Outre A. Haenel, G. Canet livre sa meilleure performance jusqu’à maintenant grâce à une égalité, une froideur de ton, de gestes, de pensée, égale au personnage qu’il joue, que l’on peut qualifier de pervers manipulateur.
Enfin C. Deneuve n’est jamais dans l’excès, ni lorsque son personnage est la riche propriétaire d’un fastueux casino, ni lorsqu’elle se mue, trente ans après, en vieille mère éplorée au procès de Maurice Agnelet jugé pour le meurtre d’Agnès.
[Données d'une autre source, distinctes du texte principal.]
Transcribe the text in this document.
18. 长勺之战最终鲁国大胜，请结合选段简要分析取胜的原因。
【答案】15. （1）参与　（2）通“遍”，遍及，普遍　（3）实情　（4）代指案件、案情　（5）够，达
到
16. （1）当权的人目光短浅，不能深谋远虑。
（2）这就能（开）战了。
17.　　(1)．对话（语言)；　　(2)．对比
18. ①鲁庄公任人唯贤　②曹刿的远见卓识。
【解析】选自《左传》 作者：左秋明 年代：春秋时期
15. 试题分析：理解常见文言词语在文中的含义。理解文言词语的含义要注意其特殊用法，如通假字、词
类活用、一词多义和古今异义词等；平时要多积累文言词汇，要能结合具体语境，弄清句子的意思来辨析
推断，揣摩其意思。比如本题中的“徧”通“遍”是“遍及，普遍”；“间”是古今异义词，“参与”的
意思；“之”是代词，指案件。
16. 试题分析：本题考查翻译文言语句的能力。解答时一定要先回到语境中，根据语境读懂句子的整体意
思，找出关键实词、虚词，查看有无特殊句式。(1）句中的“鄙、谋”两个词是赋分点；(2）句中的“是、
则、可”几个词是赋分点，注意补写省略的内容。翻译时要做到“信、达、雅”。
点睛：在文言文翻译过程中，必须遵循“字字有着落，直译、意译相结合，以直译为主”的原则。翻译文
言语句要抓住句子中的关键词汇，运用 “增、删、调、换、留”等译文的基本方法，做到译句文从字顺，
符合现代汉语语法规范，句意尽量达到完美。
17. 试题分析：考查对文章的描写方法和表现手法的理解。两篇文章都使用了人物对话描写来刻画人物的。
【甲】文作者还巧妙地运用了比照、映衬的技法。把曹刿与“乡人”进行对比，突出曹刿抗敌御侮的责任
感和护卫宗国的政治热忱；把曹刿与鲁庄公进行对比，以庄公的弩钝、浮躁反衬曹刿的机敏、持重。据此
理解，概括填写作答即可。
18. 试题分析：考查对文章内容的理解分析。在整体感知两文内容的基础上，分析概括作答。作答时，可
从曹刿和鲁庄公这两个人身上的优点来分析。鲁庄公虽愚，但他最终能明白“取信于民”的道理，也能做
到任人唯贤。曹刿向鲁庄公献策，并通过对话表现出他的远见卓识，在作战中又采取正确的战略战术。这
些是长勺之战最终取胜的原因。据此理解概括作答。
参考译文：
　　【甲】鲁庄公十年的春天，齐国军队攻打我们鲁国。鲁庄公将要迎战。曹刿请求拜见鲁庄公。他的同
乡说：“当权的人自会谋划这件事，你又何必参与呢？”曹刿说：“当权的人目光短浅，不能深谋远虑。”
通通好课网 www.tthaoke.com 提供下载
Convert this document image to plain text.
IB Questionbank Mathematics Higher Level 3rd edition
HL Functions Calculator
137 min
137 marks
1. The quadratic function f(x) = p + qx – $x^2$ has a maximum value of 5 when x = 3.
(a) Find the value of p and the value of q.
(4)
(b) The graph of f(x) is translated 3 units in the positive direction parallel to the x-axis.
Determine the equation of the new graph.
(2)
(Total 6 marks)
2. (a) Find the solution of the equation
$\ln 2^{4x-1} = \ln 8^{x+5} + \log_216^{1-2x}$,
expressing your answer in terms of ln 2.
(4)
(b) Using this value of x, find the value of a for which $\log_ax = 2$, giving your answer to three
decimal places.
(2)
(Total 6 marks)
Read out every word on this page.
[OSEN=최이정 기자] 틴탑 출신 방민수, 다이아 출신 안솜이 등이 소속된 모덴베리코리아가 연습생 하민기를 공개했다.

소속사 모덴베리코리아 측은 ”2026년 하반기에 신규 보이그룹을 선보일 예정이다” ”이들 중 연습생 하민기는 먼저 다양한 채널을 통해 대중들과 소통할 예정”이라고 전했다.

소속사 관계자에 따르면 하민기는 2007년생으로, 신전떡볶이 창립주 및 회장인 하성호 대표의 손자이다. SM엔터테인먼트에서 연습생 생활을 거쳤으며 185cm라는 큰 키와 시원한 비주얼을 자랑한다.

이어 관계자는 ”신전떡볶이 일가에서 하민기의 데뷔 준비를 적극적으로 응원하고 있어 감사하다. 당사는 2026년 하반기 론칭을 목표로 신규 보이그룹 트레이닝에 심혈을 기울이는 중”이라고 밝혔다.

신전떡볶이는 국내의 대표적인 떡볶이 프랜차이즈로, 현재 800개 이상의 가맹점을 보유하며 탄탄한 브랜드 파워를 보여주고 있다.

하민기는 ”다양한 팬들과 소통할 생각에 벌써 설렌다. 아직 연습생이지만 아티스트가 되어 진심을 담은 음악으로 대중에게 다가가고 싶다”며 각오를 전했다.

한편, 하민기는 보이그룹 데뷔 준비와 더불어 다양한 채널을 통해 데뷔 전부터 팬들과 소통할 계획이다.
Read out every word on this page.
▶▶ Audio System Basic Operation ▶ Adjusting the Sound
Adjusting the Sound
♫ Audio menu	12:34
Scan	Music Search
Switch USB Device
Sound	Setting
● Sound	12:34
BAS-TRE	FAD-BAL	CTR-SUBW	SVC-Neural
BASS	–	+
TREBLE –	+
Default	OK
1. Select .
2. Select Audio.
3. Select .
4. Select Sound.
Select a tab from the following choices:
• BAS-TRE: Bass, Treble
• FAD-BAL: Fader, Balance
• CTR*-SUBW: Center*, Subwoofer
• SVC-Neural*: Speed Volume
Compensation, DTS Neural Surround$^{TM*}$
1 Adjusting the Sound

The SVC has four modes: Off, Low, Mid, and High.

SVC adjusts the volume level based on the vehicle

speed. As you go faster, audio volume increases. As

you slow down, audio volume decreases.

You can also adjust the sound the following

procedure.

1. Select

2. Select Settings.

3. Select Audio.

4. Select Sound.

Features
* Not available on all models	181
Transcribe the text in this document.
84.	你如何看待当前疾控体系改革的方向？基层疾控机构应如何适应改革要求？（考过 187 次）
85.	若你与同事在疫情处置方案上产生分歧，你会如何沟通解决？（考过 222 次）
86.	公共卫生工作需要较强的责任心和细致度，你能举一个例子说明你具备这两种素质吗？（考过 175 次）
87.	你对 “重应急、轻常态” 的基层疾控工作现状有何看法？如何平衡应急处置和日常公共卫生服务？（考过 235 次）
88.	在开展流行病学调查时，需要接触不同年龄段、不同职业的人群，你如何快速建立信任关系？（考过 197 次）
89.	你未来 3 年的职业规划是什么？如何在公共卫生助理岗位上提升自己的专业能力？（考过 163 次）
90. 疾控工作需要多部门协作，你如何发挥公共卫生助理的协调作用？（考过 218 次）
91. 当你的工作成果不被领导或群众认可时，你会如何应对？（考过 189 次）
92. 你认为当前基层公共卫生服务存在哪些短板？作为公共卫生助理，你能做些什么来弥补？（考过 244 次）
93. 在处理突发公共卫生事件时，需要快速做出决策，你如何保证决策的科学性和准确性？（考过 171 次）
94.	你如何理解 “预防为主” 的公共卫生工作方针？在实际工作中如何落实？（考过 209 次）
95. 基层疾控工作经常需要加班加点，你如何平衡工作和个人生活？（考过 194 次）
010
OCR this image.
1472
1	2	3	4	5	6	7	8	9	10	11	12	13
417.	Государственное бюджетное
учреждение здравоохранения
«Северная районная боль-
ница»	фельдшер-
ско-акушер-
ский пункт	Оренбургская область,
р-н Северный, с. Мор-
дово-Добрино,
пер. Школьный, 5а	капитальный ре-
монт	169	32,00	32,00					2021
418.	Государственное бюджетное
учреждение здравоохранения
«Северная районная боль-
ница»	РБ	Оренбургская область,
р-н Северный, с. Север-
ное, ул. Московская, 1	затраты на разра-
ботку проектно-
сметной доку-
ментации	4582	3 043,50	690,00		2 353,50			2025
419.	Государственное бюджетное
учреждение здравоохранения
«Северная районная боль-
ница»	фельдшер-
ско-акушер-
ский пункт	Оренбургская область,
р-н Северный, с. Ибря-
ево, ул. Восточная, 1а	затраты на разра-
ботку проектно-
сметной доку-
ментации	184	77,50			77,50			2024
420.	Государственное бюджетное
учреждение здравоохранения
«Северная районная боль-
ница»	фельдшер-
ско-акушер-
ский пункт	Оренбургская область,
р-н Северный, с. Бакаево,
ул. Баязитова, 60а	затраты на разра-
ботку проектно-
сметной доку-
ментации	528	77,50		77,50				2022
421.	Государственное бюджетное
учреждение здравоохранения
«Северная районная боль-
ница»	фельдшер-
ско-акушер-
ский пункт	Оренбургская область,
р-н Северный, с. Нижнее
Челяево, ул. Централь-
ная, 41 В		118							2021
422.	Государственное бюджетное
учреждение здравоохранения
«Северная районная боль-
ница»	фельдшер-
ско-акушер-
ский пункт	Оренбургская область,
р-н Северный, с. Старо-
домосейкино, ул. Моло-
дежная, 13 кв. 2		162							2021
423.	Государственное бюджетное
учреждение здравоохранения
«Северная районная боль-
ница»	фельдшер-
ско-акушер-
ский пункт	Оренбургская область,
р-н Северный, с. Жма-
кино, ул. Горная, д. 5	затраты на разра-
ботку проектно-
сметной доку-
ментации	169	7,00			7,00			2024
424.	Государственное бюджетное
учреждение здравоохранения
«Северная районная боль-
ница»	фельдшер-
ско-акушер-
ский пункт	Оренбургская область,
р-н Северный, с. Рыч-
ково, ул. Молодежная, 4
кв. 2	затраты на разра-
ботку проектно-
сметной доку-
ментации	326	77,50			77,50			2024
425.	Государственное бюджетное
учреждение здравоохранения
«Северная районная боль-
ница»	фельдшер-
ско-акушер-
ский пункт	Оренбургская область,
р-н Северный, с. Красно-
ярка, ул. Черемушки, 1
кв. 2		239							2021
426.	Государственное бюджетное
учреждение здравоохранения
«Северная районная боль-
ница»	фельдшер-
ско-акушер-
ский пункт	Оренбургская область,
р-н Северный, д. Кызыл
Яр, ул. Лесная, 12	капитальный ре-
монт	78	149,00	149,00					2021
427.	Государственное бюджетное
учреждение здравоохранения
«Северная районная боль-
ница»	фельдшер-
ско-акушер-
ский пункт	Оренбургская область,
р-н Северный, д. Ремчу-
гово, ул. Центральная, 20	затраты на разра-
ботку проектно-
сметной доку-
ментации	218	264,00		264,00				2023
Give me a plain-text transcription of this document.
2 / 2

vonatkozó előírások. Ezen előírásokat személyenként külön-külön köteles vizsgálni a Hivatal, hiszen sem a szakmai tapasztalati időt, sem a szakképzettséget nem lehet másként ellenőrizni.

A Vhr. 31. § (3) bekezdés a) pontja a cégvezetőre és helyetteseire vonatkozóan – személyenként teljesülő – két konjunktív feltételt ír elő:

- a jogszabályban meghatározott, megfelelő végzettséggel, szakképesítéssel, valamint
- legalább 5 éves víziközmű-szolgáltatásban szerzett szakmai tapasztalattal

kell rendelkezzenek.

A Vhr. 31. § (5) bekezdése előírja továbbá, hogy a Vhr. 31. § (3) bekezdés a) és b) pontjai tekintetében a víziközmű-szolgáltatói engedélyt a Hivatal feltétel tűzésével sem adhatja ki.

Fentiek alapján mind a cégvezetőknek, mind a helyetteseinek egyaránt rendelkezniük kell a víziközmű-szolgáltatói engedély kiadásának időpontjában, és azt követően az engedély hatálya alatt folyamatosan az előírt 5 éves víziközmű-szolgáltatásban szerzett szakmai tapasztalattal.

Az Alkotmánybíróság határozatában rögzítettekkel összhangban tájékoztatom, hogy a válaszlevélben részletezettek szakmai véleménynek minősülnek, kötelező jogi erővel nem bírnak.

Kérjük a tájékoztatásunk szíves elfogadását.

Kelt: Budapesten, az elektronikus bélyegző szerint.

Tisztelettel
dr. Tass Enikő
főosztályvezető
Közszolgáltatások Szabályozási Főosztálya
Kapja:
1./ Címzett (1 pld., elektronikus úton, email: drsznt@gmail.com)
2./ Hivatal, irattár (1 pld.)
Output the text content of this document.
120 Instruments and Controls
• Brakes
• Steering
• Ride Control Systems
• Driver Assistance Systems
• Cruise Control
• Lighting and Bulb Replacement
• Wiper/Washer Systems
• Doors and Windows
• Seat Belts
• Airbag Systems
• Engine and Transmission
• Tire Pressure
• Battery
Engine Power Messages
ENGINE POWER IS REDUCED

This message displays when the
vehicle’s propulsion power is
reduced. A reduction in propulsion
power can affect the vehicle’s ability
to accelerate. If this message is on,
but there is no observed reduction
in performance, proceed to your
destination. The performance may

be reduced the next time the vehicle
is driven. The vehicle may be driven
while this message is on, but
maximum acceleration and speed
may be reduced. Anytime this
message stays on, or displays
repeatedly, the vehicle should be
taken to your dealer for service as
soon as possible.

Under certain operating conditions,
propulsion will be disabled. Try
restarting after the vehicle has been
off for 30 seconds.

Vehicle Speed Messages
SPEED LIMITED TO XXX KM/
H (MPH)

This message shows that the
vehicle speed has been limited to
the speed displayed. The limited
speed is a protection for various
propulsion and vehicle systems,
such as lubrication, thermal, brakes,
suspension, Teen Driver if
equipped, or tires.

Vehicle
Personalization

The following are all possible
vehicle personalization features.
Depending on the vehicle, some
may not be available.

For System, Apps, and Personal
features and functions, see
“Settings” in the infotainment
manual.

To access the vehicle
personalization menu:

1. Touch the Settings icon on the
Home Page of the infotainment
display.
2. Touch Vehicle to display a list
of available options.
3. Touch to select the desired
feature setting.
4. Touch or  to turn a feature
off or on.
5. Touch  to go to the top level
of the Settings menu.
Cet accent évident mis sur ce qui fait le cinéma- la direction d’acteur, l’acteur, et la mise en scène- permet au spectateur de se laisser aller à une histoire telle qu’elle est racontée avec ses deux protagonistes, en occultant presque presque l’histoire même du fait divers.
Cette impression est confirmée par la toute fin du film, très inégale au reste, qui se repose beaucoup sur la facilité de raconter un tribunal, un procès, une sentence.

La volonté de réalisation de Téchiné ne demeure pas dans le raconter la réalité du tribunal et du fait divers: ses policiers, ses attaches trop présentes au réel.

Elle demeure dans ce qui touche au plus inexplicable, l’acceptation du personnage Agnès Le Roux à se laisser aller à cet amour. Par là elle s’échappe du fait divers pour entrer dans une sphère où deux personnages évoluent, hors du contexte de réalisme.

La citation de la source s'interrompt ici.